Schrodinger for exam

[Katherine Chhen 3I]

Would we need to know the schrodinger equation conceptually for an exam?

[KeyaV1C]

I don’t think we need to know it in too much detail. I’m pretty sure we only need to know it in the context of the quantum numbers that correspond to a solution for a wave function.

[Alexandra Bartolome 2H]

I would assume so since Professor Lavelle's outline for The Quantum World lists that we should understand the relationship between Schrodinger's Equation, wave functions, and orbitals.

[Kate Osborne 1H]

Yeah I don’t think we need to know absolutely everything about it but understanding how it relates to the other things that were mentioned already!

[kevinolvera1j]

Understanding the equation at conceptual level is important but understanding the finer details of the equation is not as important for this level of chemistry

[Jennifer Yang 3F]

I believe we only have to understand the general concept of the equation.

[Nuoya Jiang]

I think we only need to understand the relationship between Schrodinger's equation and quantum numbers. After all, the emphasis of Focus 1 (Quantum World) is still on the model of electrons and properties of light.

[Daniel Yu 1E]

So what exactly is the relationship between Schrodinger's Equation, wave functions, and orbitals?

[ramiro_romero]

Yes, at the very least understand its purpose/application.

[DLee_1L]

I think the relationship is that Schrödinger's equation mathematically maps out the possible area that an electron can be in (an orbital) when it acts as a wave.

[Xavier Herrera 3H]

I suppose we should know that solving Schrodinger's equation would give you a range of positions and momentums for a wave. But due to the uncertainty principle, the equation won't give you an exact answer for both position and momentum. The orbital of an electron would definitely matter to find its position, since orbitals have certain probability regions.

[Andrew Yoon 3L]

I think the concept an how the equation is used is important for us and for the exam.

[Edwin Liang 1I]

I don't think so. Understanding basic principles that support what we have learned is enough I think.

[isha dis3d]

Schrodinger's equation is important because wavefunctions of certain electrons are obtained as solutions to this equation. For example, atomic orbitals would be one.

[Shrinidhy Srinivas 3L]

Dr. Lavelle just talked about it in his lecture! You don't need to know the actual equation, but you just need to understand it conceptually. You also need to understand how Schrodinger's equation links to orbitals. Hope this helps!

[Libby Dillon - 1A]

I believe we only need to understand where Schrodinger's equation comes from and the underlying concepts it represents, not how to actually find values from it. We should know how it connects to Heisenberg's equation and the role it plays in orbitals. I am unsure how we will be tested on the concept though.

[SahajDole_1C]

Schrodinger may be referenced, but I do not think it'll be on the exam too much.

[Kimiya Aframian IB]

So what exactly is the relationship between Schrodinger's Equation, wave functions, and orbitals?
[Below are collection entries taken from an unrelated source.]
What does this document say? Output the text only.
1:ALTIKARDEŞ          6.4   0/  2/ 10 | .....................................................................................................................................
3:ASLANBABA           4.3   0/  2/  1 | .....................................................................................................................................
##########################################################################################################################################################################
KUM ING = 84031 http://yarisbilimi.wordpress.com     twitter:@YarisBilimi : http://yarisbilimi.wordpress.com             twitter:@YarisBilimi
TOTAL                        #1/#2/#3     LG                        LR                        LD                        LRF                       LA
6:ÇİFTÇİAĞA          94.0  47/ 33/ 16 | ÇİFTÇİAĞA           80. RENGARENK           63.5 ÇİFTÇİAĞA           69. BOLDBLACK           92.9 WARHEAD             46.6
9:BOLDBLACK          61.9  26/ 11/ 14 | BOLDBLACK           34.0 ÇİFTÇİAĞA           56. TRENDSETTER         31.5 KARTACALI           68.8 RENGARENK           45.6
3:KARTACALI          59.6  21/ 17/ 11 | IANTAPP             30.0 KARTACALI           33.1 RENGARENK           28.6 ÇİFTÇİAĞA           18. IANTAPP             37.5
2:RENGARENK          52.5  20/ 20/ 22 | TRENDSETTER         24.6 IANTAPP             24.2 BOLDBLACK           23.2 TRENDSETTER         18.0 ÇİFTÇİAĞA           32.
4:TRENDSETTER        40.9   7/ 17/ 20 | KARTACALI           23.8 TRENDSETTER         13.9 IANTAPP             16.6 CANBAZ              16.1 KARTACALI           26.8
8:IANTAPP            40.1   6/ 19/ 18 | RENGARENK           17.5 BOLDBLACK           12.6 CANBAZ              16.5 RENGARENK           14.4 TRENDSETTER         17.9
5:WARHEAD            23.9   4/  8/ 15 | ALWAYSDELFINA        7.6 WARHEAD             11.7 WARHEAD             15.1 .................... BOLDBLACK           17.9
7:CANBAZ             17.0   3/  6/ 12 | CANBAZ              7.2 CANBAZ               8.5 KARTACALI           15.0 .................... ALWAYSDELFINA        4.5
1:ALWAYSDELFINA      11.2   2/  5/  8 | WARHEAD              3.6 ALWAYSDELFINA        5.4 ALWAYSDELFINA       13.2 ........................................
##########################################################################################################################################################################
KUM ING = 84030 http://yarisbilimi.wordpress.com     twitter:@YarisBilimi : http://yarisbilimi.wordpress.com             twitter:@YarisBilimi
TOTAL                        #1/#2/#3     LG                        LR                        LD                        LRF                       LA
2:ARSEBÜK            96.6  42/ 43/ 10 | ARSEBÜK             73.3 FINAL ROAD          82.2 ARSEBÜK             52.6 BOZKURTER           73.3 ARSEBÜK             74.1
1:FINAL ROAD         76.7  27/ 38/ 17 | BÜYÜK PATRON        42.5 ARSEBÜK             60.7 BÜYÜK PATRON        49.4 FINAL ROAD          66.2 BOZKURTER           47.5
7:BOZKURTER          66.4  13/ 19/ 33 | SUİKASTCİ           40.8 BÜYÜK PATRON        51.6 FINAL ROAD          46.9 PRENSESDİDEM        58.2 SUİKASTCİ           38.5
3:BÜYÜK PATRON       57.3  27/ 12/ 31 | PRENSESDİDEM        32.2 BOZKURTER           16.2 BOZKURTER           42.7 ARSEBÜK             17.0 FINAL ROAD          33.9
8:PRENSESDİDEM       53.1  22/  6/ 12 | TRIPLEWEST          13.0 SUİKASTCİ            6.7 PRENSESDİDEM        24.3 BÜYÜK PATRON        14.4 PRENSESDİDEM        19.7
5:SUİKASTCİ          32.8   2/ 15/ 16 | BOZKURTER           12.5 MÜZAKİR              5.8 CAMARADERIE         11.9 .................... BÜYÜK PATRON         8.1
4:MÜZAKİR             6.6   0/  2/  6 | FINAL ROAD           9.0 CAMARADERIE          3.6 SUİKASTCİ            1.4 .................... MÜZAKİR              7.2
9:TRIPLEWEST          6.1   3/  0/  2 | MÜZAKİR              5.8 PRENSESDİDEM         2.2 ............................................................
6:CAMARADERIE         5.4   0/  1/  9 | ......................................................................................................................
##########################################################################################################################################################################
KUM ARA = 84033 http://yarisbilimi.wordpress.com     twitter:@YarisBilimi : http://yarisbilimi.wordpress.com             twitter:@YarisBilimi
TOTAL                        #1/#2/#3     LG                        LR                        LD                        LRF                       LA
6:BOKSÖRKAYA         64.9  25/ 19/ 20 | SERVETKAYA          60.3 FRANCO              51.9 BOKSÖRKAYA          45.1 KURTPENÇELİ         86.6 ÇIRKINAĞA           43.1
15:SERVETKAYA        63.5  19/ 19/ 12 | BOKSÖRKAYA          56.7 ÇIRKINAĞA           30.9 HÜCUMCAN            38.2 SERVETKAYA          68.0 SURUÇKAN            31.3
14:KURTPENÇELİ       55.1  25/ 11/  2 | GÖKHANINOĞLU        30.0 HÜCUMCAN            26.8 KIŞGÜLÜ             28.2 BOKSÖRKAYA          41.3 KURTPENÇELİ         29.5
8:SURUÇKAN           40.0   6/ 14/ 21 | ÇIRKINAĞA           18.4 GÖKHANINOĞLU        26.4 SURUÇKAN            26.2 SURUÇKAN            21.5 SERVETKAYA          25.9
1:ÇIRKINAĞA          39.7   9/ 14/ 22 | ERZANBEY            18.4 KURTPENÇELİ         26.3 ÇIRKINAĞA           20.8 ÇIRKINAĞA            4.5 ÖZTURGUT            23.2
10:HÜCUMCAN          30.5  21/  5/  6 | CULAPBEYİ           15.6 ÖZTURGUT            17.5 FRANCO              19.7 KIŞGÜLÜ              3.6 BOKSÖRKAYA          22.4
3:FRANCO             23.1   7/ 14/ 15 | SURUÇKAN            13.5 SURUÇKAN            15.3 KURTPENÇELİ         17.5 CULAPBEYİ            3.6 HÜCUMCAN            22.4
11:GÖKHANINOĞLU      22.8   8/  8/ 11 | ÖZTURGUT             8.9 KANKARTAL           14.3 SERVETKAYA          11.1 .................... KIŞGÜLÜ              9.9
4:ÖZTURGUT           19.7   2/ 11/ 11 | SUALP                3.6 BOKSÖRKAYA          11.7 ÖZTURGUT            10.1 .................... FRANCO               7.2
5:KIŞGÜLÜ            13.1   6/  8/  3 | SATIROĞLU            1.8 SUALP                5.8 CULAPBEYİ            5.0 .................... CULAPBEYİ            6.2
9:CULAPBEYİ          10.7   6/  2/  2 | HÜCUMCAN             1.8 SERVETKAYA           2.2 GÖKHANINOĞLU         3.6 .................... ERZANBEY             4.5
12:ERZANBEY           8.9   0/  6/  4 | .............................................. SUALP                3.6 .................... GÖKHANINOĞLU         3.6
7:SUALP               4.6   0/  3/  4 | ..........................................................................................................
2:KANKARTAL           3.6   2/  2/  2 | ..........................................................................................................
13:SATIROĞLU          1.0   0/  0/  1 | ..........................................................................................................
Hi! Please correct me if I am wrong but I am pretty sure that the Schrodinger Equation is explaining how the position of electrons in orbitals is not going to be completely accurate (Heisenberg) and that the electrons act as waves (De Broglie). This is why we use the sin (or cos) function to represent it. Keep in mind that psi is the height of the wave and the position is (x,y,z) because it is in the 3D world so must have a 3D plane. Also, Schrodinger's Equation in terms of describing psi^2 connects back to the Heisenberg equation because it is the probability of finding an electron (this is a squared value, meaning it is always positive which makes sense because we know that probabilities cannot be negative). Also, the wavelike properties that DeBroglie discovered are apparent in Schrodinger's Equation because Hx(psi)=Ex(psi), showing that there is a direct relationship between energy and the Hamiltonian (double derivative).
Hope this helps!

[Keerthana Sundar 1K]

"Also, the wavelike properties that DeBroglie discovered are apparent in Schrodinger's Equation because Hx(psi)=Ex(psi), showing that there is a direct relationship between energy and the Hamiltonian (double derivative)."

I think I'm still kind of confused about the relationship between energy and the Hamiltonian? What does the Hamiltonian represent for an electron, and how does this relate to the energy of the electron? It would be great if you could explain this concept to me further, thanks!

[Madison Muggeo 3H]

I went to a UA session today, and he said he thinks we do not need to know much for this midterm, and just discussed the s and p orbitals and how there are certain areas of a higher probability of finding electrons within them.

[Ximeng Guo 2K]

Thank you for the explanations!